Münsterland / Pumpernickel und Schinken

Pumpernickel und echter westfälischer Schinken

Schon wer die Tür öffnet, glaubt sich in eine andere Zeit versetzt. Nachbildungen historischer Kanonen des Wiedertäuferaufstandes 1660, Jahrhunderte alte Fliesenornamente und kunstvolle Glasmalerei fallen im Alten Gasthaus Leve gleich ins Auge. Küchendüfte, durchsetzt mit den hier und da aufsteigenden Zigarrengerüchen der Alteingesessenen kitzeln die Nase. Warmes Licht, dunkles Holz und fleißige schwarz-weiß gewandete Kellner erwarten den Gast.

Kreativ und deftig

Und dann die Speisekarte: Weidenschaf-Filets mit grünen Böhnchen oder „Himmel und Erde“ mit Blutwurst - die westfälische Küche ist unter dem jetzigen Inhaber Josef Horstmöller längst über „Mönch und Nonne“, eine Hälfte Pumpernickel und eine Hälfte Stuten, hinausgewachsen. Sie bietet dem Gast stattdessen verblüffende Variationen der traditionellen Rezepte. Haben Sie schon einmal Pumpernickel-Pudding gegessen? Wie wäre es mit „Wild ohne Wild“ für Vegetarier? Und mit Lachs und Meerrettichsahne lockt der Pumpernickel jeden noch so verwöhnten Gaumen. Erst recht nach einer Fahrradtour entlang der Münsterländer Schlösser-Route, nach einer Kanufahrt auf der beschaulichen Werse oder im Keller der Burg zu Droste-Hülshoff.

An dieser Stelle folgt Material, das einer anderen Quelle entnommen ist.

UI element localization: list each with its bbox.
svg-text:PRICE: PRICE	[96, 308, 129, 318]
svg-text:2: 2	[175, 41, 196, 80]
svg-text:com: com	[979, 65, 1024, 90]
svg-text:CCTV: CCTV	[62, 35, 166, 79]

Münsterland / Auszug Speisekarte

Auszug aus der Speisekarte des Alten Gasthauses Leve

Kreative Köche haben aus den traditionell deftigen Gerichten des Münsterlandes wahre Leckereien geschaffen, und so kann man im Alten Gasthaus Leve neben den obligatorischen Schlachtplatten mit Schwarzbrot oder dem Münsterländer Töttchen aus süß-saurem Schweins- oder Kalbskopf auch eine westfälische Quarkspeise mit Rum, Kirschen und Pumpernickel genießen. Zwar ging man bei der Eröffnung 1607 noch „In die drei Könige“ zum Essen und von 1765 an traf man sich „Zum Cardinal“, doch seit der Übernahme durch Johann Bernhard Leve aus Warendorf im Jahre 1805 erfreuen sich die Besucher im „Alten Gasthaus Leve“ an dessen historischen Dekorationen, den Delfter Kacheln, den rustikalen Möbeln und den vielseitigen Menüs.

Münsterland / Delfter Stübchen

Delfter Stübchen im Alten Gasthaus Leve

Ein scheußlicher Fraß?

In den vom Roggenanbau geprägten Landstrichen wie dem Münsterland, wo das tägliche Frühstück zumeist aus einer Brot-Milch-Suppe bestand und die Speiseauswahl der kleinen Leute kaum über Buchweizenpfannkuchen mit diversen Füllungen hinausging, entstand das „schwärzeste Schaf“ unter den Brotsorten, der Münsterländer Pumpernickel. Doch schon früh war das dunkle Brot nicht von allen geschätzt. Voltaires abfällige Bemerkung wurde schon zitiert, und die Historie weiß auch vom Entsetzen zu berichten, das im Speisesaal ausbrach, als die internationalen Delegationen am Ende des Dreißigjährigen Krieges in Münster zu Friedensverhandlungen zusammenkamen. Der päpstliche Nuntius Fabio Chigi jedenfalls sprach von „einem scheußlichen Fraß, den man selbst Bettlern und Bauern nicht vorwerfen kann!“ Ein Wunder, dass die Verhandlungen 1648 trotzdem vom Westfälischen Frieden gekrönt wurden.

Münster / Friedenssaal

Wiege des Westfälischen Friedens 1648 – Friedenssaal der Stadt Münster

350 Jahre später hat der bitter-süße Pumpernickel seinen Siegeszug durch die Welt angetreten. Von Schottland über Mexiko bis Australien genießen Kenner mittlerweile das grob geschrotete Backwerk. In keiner Delikatessenabteilung darf es fehlen. Und das aus gutem Grund: Denn ersetzen wir einfach das nörglerische „zäh“ durch ein bejahendes „saftig“ und geben dem zart duftenden Schwarzbrot eine Scheibe frisch geschnittenen westfälischen Schinken mit auf den Weg, so öffnen sich die Sinne für einen Genuss der besonderen Art.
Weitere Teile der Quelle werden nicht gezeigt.